After installation, you can run the tool directly:
```bash
ee-metadata --help
```

### Install from PyPI with pip

```bash
pip install ee-metadata
```

### Development Installation

For development or if you prefer Poetry:

#### 1. Install Poetry
Follow the official instructions: [Poetry Installation Guide](https://python-poetry.org/docs/#installation).

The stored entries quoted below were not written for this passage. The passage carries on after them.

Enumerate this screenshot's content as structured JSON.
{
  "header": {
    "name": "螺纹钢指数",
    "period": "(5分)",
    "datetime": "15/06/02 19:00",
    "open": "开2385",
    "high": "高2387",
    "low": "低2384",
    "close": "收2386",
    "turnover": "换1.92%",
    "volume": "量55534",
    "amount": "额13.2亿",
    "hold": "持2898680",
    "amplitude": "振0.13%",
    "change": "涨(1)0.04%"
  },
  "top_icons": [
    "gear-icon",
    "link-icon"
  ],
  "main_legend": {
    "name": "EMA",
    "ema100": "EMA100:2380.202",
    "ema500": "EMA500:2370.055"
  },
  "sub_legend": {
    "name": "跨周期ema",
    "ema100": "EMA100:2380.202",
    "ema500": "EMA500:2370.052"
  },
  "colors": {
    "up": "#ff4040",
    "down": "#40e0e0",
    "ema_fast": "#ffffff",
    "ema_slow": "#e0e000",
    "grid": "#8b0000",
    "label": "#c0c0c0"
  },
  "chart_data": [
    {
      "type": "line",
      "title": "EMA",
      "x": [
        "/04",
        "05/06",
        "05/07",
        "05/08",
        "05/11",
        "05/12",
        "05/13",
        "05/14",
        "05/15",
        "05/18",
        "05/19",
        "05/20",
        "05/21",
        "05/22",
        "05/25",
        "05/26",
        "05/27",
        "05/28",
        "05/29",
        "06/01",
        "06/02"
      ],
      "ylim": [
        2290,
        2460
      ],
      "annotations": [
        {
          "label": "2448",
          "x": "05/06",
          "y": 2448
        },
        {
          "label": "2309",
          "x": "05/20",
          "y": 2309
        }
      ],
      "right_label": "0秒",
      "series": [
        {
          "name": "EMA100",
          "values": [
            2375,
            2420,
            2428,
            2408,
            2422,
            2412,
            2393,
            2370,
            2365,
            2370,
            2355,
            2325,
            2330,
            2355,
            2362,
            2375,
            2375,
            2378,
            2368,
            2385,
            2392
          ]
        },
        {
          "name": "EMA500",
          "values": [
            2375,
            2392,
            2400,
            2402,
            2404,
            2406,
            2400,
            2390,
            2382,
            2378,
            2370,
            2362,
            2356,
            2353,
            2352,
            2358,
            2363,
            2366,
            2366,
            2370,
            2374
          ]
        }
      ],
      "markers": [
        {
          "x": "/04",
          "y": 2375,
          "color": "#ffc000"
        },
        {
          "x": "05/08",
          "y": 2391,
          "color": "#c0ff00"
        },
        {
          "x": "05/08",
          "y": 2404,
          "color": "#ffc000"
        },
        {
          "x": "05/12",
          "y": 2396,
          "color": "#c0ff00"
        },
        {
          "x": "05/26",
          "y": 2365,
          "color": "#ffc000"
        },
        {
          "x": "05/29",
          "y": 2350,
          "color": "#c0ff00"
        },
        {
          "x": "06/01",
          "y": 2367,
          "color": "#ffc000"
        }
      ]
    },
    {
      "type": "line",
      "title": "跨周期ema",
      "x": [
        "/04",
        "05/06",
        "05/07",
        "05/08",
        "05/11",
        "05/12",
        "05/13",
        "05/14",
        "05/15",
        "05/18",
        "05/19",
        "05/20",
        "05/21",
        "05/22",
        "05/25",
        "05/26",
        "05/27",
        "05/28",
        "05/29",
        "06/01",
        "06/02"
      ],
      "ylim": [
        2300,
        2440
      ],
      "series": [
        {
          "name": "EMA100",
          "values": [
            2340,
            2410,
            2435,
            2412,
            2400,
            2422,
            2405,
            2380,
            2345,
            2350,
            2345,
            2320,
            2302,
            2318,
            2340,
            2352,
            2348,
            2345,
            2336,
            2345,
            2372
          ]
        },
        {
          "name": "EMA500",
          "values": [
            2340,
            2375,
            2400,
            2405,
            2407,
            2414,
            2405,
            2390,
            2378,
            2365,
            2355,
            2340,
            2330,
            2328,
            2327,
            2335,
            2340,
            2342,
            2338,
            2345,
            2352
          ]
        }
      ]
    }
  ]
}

#### 2. Clone the Repository
```bash
git clone https://github.com/eDNA-Explorer/ee-metadata.git
cd ee-metadata
```

#### 3. Install Dependencies
```bash
poetry install
```

#### 4. Run with Poetry
```bash
poetry run ee-metadata
```

### 4. Enable Tab Completion (Optional)
To enable tab completion for file paths and options, install shell completion:

**For Bash:**
```bash
poetry run ee-metadata --install-completion bash
```

**For Zsh:**
```bash
poetry run ee-metadata --install-completion zsh
```

**For Fish:**
```bash
poetry run ee-metadata --install-completion fish
```

## Usage

Once installed, you can run the tool using poetry run.

### Command
```bash
poetry run ee-metadata [OPTIONS] [INPUT_DIR]
```

### Arguments
- **INPUT_DIR**: (Optional) The path to the directory containing your .fastq.gz files. If not provided, you'll be prompted to enter it interactively.

### Options

| Option | Alias | Description | Default |
|--------|-------|-------------|---------|
| `--primers` | `-p` | (Required) Path to the primers CSV file. | - |
| `--output` | `-o` | Path for the output metadata CSV file. | `metadata.csv` |
| `--num-records` | `-n` | Number of records to scan in each FASTQ file for primer detection. | `100` |
| `--force-pairing` | | Force pairing of files based on common base names if primer analysis fails. | `False` |
| `--help` | | Show the help message and exit. | - |

### Examples

**Interactive mode (prompts for input directory):**
```bash
poetry run ee-metadata
```

**With directory specified (supports tab completion):**
```bash
# Use tab completion to autocomplete paths
poetry run ee-metadata <TAB>  # Press tab to see available directories

# Analyze FASTQ files in the 'data/raw_reads' directory using default primers
poetry run ee-metadata ./data/raw_reads

# Analyze FASTQ files with custom primers and output file (use tab completion)
poetry run ee-metadata ./data/raw_reads --primers <TAB> --output <TAB>
```

## Contributing

Contributions are welcome! Please feel free to submit a pull request or open an issue for bugs, feature requests, or questions.